The Cove (2012) by Ron Rash
It's hard not to think of Carson McCullers when a mute flautist enters center stage in Rash's novel set in 1950s North Carolina. Rash writes with the same spare intensity, the same attention to the quiet, everyday moments that define life. Laurel and her brother live alone out by a murky cove. She is believed to be a witch; he has lost a limb in the war. When the mute enters their lonely existence, their world spins apart. I suppose it isn't a perfect novel but because of the sheer force of it, I didn't care.
The Beauty of Ordinary Things (2013) by Harriet Scott Chessman
This novel slowly reveals the connection between Benny, a soldier recently returned from Vietnam and Sister Clare, who is also adjusting to a new normal as she becomes accustomed to cloistered life. This slender book packs so much humanity, spirit and grace into its pages, with writing you'll want to savor and illuminating moments that leave an indelible impression.
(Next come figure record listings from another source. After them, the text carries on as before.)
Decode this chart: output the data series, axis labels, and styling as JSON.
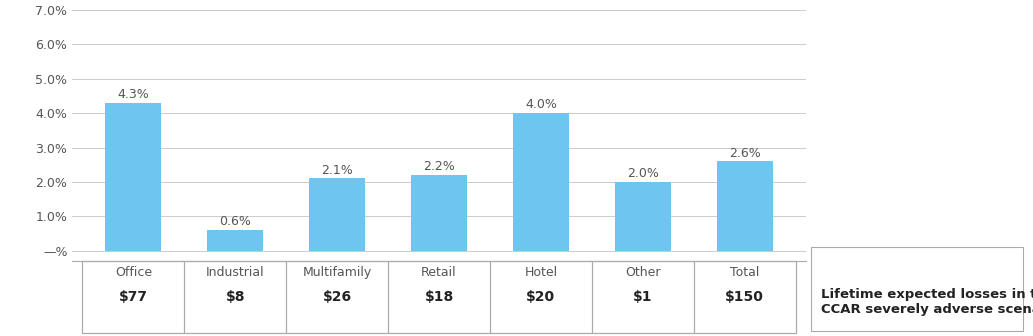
{
  "categories": [
    "Office",
    "Industrial",
    "Multifamily",
    "Retail",
    "Hotel",
    "Other",
    "Total"
  ],
  "values": [
    4.3,
    0.6,
    2.1,
    2.2,
    4.0,
    2.0,
    2.6
  ],
  "labels": [
    "4.3%",
    "0.6%",
    "2.1%",
    "2.2%",
    "4.0%",
    "2.0%",
    "2.6%"
  ],
  "table_values": [
    "$77",
    "$8",
    "$26",
    "$18",
    "$20",
    "$1",
    "$150"
  ],
  "table_note": "Lifetime expected losses in the\nCCAR severely adverse scenario",
  "bar_color": "#6EC6F0",
  "background_color": "#ffffff",
  "grid_color": "#cccccc",
  "ylim": [
    -0.3,
    7.0
  ],
  "yticks": [
    0.0,
    1.0,
    2.0,
    3.0,
    4.0,
    5.0,
    6.0,
    7.0
  ],
  "ytick_labels": [
    "—%",
    "1.0%",
    "2.0%",
    "3.0%",
    "4.0%",
    "5.0%",
    "6.0%",
    "7.0%"
  ],
  "title_fontsize": 10,
  "label_fontsize": 9,
  "tick_fontsize": 9,
  "table_fontsize": 10
}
A lovely read.
Fourth of July Creek (2014) by Smith Henderson
Pete Snow lives in an impoverished area of rural Montana, trying to make a difference to dysfunctional families in his role as a social worker. Trouble is, his own family is falling apart too. I raced through the first 2/3 of this book on a long flight, entirely transported by the often-dark world and the characters Henderson depicts. Abuses and neglect, bad decisions and lack of self-control; at times the story felt like a tanker headed to an iceberg. And although the final sections of the book tied up in ways that disappointed me, it couldn't diminish the punch of the rest.
Alberto's Lost Birthday (2016) by Diana Rosie
Alberto has no memories prior to his arrival at an orphanage during the Spanish Civil War. When his young grandson discovers that Alberto doesn’t know the date of his birthday, the two set out on a journey to find it. This was my third read of this wonderful story, because Diana is an acquaintance from the former authonomy.com, where we met while trying to get our novels published. I was thrilled to discover hers, finally, in a bookshop at the Barcelona airport when I passed through this summer. I wrote about it here.
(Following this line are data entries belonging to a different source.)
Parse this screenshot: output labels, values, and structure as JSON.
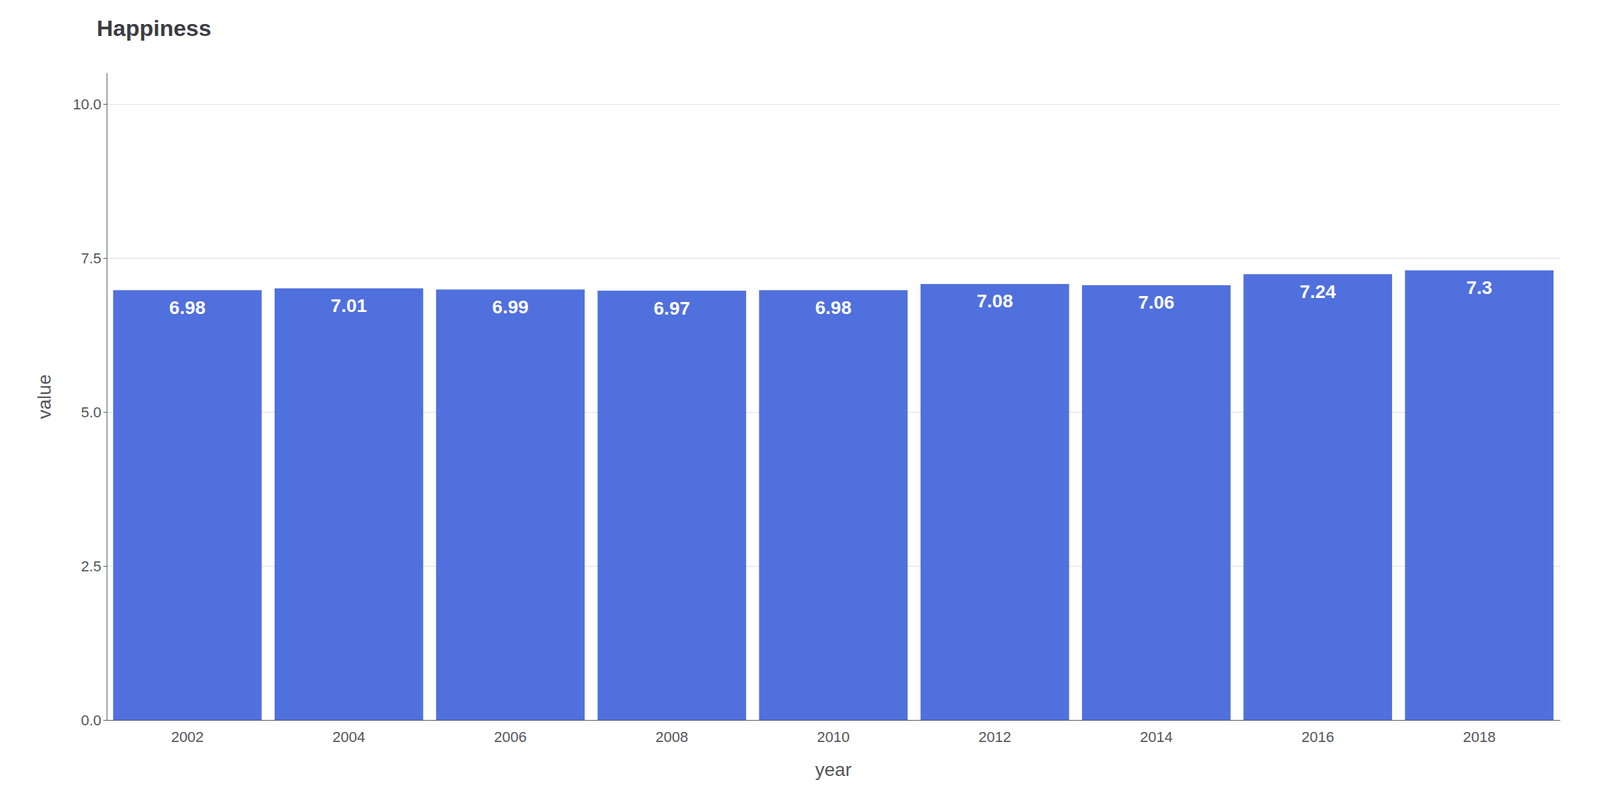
{
  "chart_data": {
    "type": "bar",
    "title": "Happiness",
    "xlabel": "year",
    "ylabel": "value",
    "categories": [
      "2002",
      "2004",
      "2006",
      "2008",
      "2010",
      "2012",
      "2014",
      "2016",
      "2018"
    ],
    "values": [
      6.98,
      7.01,
      6.99,
      6.97,
      6.98,
      7.08,
      7.06,
      7.24,
      7.3
    ],
    "ylim": [
      0,
      10.5
    ],
    "yticks": [
      {
        "value": 0.0,
        "label": "0.0"
      },
      2.5,
      {
        "value": 5.0,
        "label": "5.0"
      },
      7.5,
      {
        "value": 10.0,
        "label": "10.0"
      }
    ],
    "grid": true,
    "data_labels": true
  }
}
100 Years of the Best American Short Stories (2015), Lorrie Moore, editor
One of my longer reads of the year and because it's a sundry collection of stories, difficult to choose as an overall favorite. There were stories that knocked my socks off and several I had a hard time getting through. I suppose with any edited collection, there will be disagreement about the choices. Many of the stories here are stellar, though, and well worth the hardcover price.
Outline (2015) by Rachel Cusk
A book I can't stop thinking about, unlike any novel I've ever read. Readers will love it or hate it but like me, I think you'll be unable to shake it. A novel for writers that feels at time like a puzzle, at others like a tease. Wholly intriguing.
As always, I'd love to hear your favorites of the year because what's a To-Be-Read pile, if it isn't completely unachievable? Happy reading in the new year!